The linguistic chronology of the historic population movements into the Central Rift Valley as well as the present and past distribution of Afro-Asiatic speakers further suggests that SPN peoples likely spoke South Cushitic languages. Ehret (1998) proposes that among these idioms were the now extinct Tale and Bisha languages, which were identified on the basis of loanwords. These early Cushitic speakers in the region largely disappeared following the Bantu Expansion.

==Distribution==
The Savanna Pastoral Neolithic culture was initially distributed at elevations below 1100 m in lowland northern Kenya (Lowland Savanna Pastoral Neolithic). Its range later extended to the highlands between central Kenya and northern Tanzania, at elevations above 1,500 m (Highland Savanna Pastoral Neolithic). The preferred settlement location for SPN sites was open wooded grassland on well-drained, gentle slopes of between 1,500 m to 2,050 m.

==Material culture==
The Savanna Pastoral Neolithic makers' characteristic stone bowls have been recovered from their occupation sites and burial cairns.

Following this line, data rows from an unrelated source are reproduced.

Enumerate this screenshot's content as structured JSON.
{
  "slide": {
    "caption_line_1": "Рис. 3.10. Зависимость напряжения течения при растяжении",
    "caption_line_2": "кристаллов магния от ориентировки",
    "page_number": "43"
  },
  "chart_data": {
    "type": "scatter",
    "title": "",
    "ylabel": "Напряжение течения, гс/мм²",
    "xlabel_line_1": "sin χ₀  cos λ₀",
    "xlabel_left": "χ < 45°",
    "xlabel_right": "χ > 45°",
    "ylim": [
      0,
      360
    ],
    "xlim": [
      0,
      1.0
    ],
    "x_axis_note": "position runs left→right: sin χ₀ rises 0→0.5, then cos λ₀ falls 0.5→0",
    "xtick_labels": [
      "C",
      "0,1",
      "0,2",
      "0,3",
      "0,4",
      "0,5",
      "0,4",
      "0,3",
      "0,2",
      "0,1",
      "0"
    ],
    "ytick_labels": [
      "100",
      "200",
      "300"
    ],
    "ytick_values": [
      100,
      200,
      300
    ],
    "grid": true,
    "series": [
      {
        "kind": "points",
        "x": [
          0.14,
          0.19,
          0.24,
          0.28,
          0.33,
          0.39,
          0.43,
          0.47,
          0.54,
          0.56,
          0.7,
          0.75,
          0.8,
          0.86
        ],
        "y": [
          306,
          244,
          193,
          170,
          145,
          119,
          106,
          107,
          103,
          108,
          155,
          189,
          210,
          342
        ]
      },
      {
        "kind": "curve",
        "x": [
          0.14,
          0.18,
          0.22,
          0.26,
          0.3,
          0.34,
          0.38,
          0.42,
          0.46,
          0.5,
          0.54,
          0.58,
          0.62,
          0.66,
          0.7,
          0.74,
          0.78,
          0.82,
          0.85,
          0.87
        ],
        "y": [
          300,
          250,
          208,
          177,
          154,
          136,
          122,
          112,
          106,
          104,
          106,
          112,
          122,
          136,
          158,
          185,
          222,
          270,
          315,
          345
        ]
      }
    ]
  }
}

Their material culture was typified by several pottery styles, up to three of which may be found at a single site. Early SPN herders in the Turkana Basin produced nderit pottery (previously known as Gumban A). The most diagnostic SPN pottery farther south is Narosura pottery, and some scholars group Akira (TIP), Maringishu (trellis motif), and herringbone-motif wares in with the SPN as well.

Regarding funerary tradition, the Savanna Pastoral Neolithic peoples erected stone cairns in open spaces, rock shelters, crevices or against walls. The deceased were buried with several items, including stone bowls, pestle rubbers and ochre palettes. Large obsidian blades and other tools were occasionally among the mortuary objects. Incisor removal was not a common feature of this population.